M. Pierre Ouzoulias. Madame la présidente, monsieur le ministre, mes chers collègues, les dispositions que nous allons maintenant examiner sont tirées du rapport commandé par M. Thierry Mandon, secrétaire d’État chargé de l’enseignement supérieur et de la recherche du précédent gouvernement, et vous les reprenez quasiment in extenso…
Devant l’Assemblée nationale, la ministre chargée de la recherche a déclaré que cet article « était un élément fondamental de ce projet de loi ».
Néanmoins, depuis vendredi dernier, le contexte politique de l’examen de cet article a radicalement changé. En effet, à l’occasion d’une grande réunion publique organisée pour célébrer les 80 ans du CNRS, le Premier ministre a lancé, de façon très solennelle, un grand débat national sur la science. Il le souhaite le plus large et le plus libre possible et demande aux scientifiques de répondre à trois questions : « Comment garantir que les projets les plus novateurs soient financés au bon niveau ? Comment rester compétitifs à l’échelle internationale ? Comment convertir les découvertes scientifiques en innovations ? »
Le Premier ministre a fixé un calendrier à cette consultation : elle devra être achevée avant la fin de ce semestre pour permettre à la ministre de déposer un projet de loi, ce qui devrait être fait à la fin de l’année 2019 ou au début de l’année 2020.
En s’adressant à la communauté scientifique, le Premier ministre a ajouté : « Nous avons besoin du doute et du raisonnement scientifique. »
Il me semble, dans ce contexte, qu’il serait de bonne politique de surseoir à la discussion des dispositions du projet de loi qui concernent ces questions pour laisser aux scientifiques la liberté de débattre, pleinement et sans restriction, de tous les sujets proposés par le Premier ministre.


Mme la présidente.
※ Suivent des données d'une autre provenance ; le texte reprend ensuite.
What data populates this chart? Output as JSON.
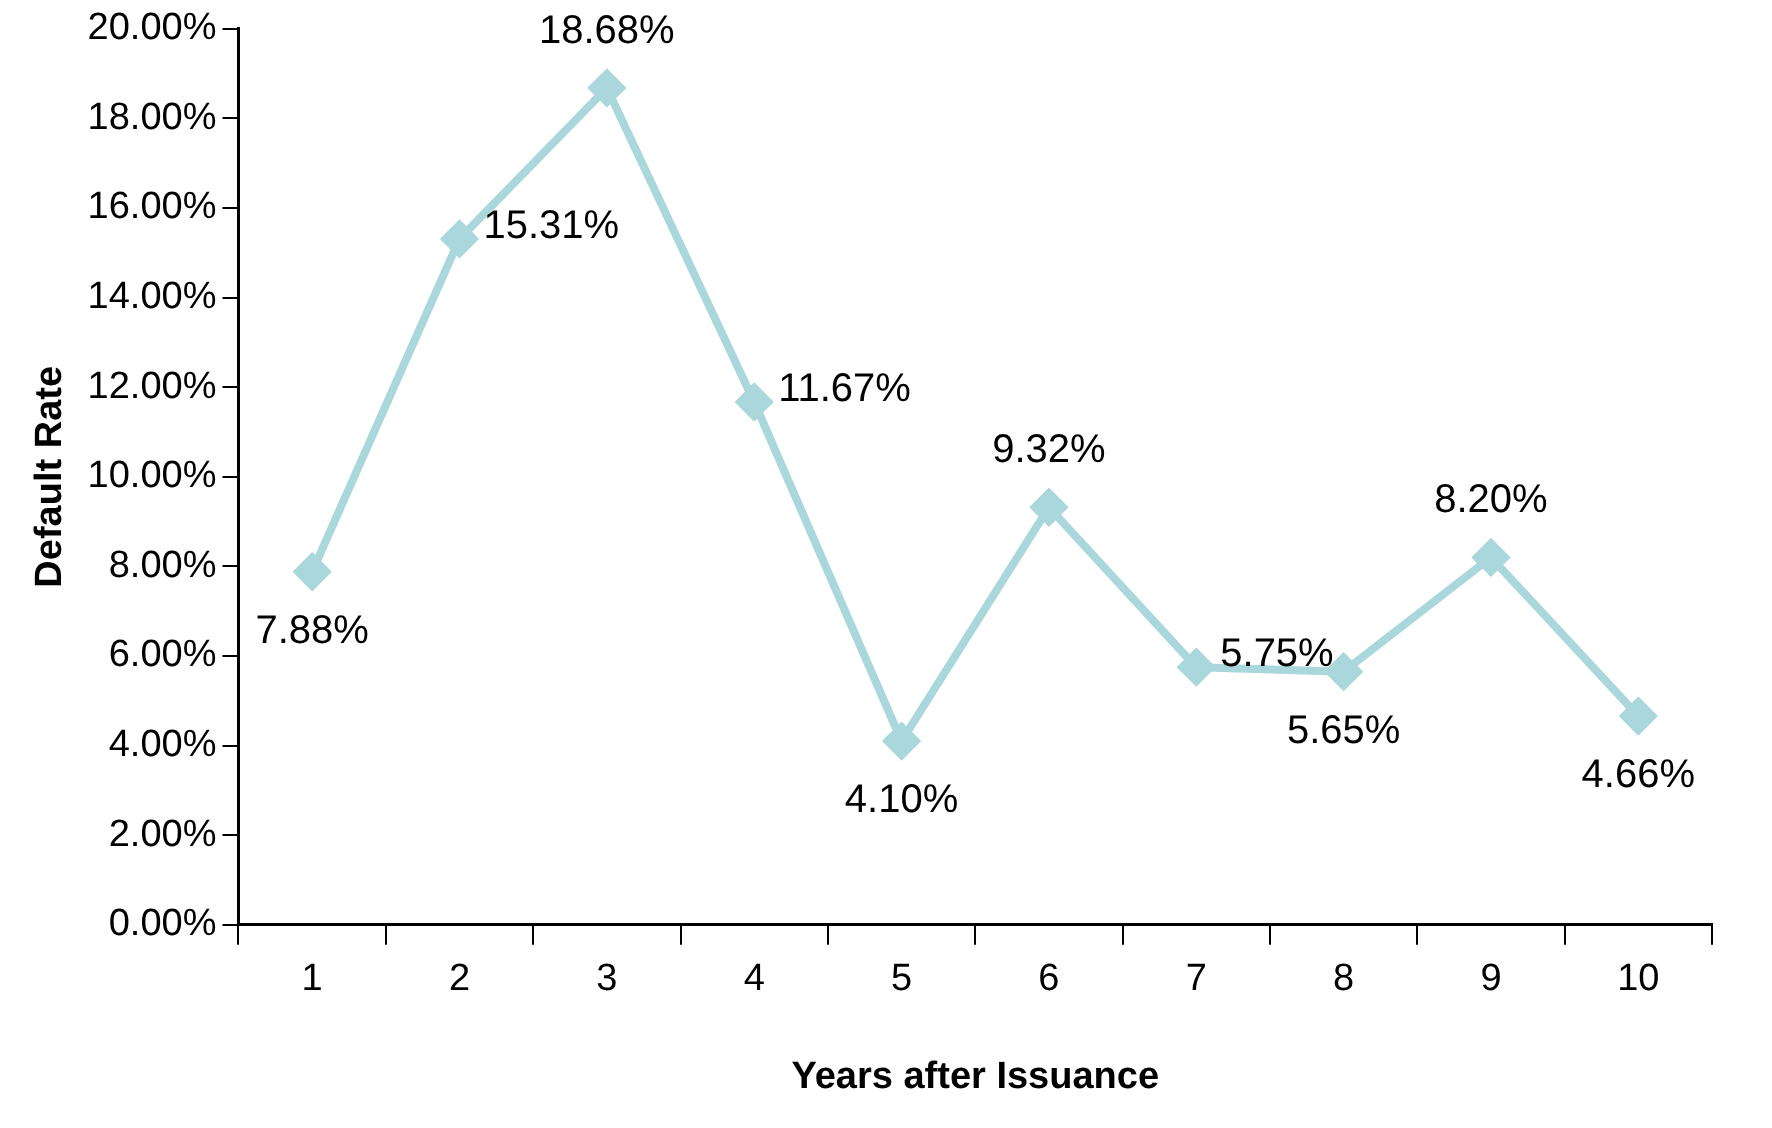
{
  "chart_data": {
    "type": "line",
    "xlabel": "Years after Issuance",
    "ylabel": "Default Rate",
    "categories": [
      "1",
      "2",
      "3",
      "4",
      "5",
      "6",
      "7",
      "8",
      "9",
      "10"
    ],
    "series": [
      {
        "color": "#a9d7db",
        "values": [
          7.88,
          15.31,
          18.68,
          11.67,
          4.1,
          9.32,
          5.75,
          5.65,
          8.2,
          4.66
        ],
        "value_labels": [
          "7.88%",
          "15.31%",
          "18.68%",
          "11.67%",
          "4.10%",
          "9.32%",
          "5.75%",
          "5.65%",
          "8.20%",
          "4.66%"
        ]
      }
    ],
    "ylim": [
      0,
      20
    ],
    "yticks": [
      {
        "value": 0,
        "label": "0.00%"
      },
      {
        "value": 2,
        "label": "2.00%"
      },
      {
        "value": 4,
        "label": "4.00%"
      },
      {
        "value": 6,
        "label": "6.00%"
      },
      {
        "value": 8,
        "label": "8.00%"
      },
      {
        "value": 10,
        "label": "10.00%"
      },
      {
        "value": 12,
        "label": "12.00%"
      },
      {
        "value": 14,
        "label": "14.00%"
      },
      {
        "value": 16,
        "label": "16.00%"
      },
      {
        "value": 18,
        "label": "18.00%"
      },
      {
        "value": 20,
        "label": "20.00%"
      }
    ],
    "grid": false,
    "legend": false,
    "marker": "diamond",
    "line_style": "solid"
  }
}
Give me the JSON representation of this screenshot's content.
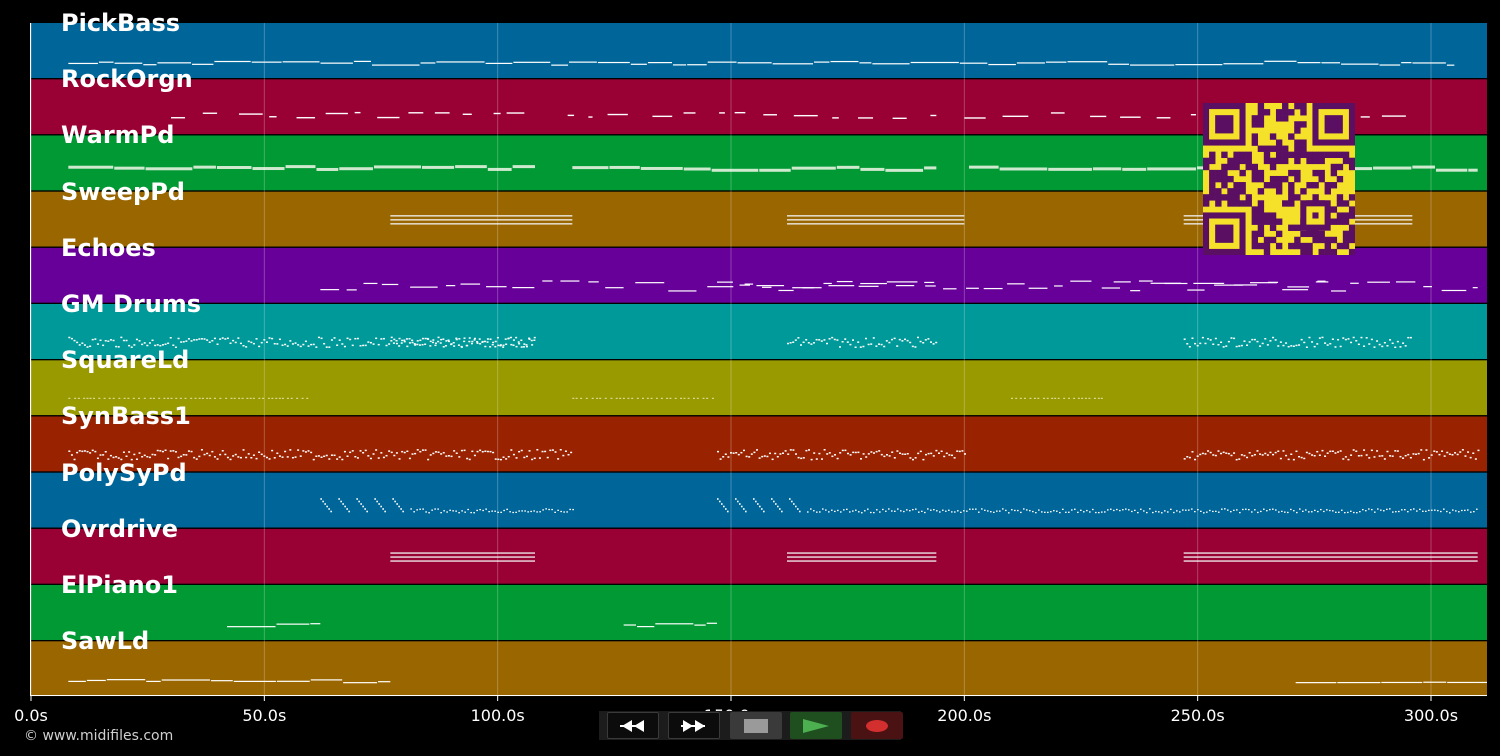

L’amendement n° 642, présenté par M. Gay, Mme Apourceau-Poly et les membres du groupe communiste républicain citoyen et écologiste, est ainsi libellé :
Supprimer cet article.


La parole est à M. Pierre Ouzoulias.
M. Pierre Ouzoulias. En présentant cet amendement et en l’absence de réaction du ministre, je poursuis mon argumentaire pour vous montrer en quoi il est plus légitime que nos discussions se déroulent dans un cadre plus large.
Comme cela est indiqué dans le rapport, les dispositions de la loi du 12 juillet 1999 sur l’innovation et la recherche, dite loi Allègre, concernent moins de 1 % des chercheurs. Vous considérez qu’en simplifiant encore les modalités de ces dispositifs cette proportion pourrait progresser.
Ce n’est pas l’avis de la Cour des comptes, qui a montré dans un récent rapport – il a été publié en mars 2018 – que le seul outil de l’intéressement n’était pas suffisant pour développer les interactions entre la recherche et la valorisation. Selon ce rapport, « l’incitation des chercheurs à se préoccuper de la valorisation est un enjeu essentiel. À cette fin, l’État a privilégié l’outil de l’intéressement et l’a rendu de plus en plus favorable au fil du temps. Néanmoins, d’autres outils non financiers pourraient être mis en place pour lever les freins à l’implication des chercheurs publics dans la valorisation ».
La démarche doit donc être plus systémique et il convient d’associer les chercheuses et les chercheurs à cette réflexion globale. C’est l’objet du grand débat national sur la science lancé par le Premier ministre.
Je crains que les corrections que vous nous proposez d’apporter ne concernent finalement que l’infime proportion – moins de 1 % – des chercheurs qui les utilisent déjà, sans inciter les autres à les rejoindre.
Il serait plus sage d’avoir une vision globale de cette question et de rendre la parole aux chercheurs, comme le Premier ministre s’y est engagé vendredi dernier.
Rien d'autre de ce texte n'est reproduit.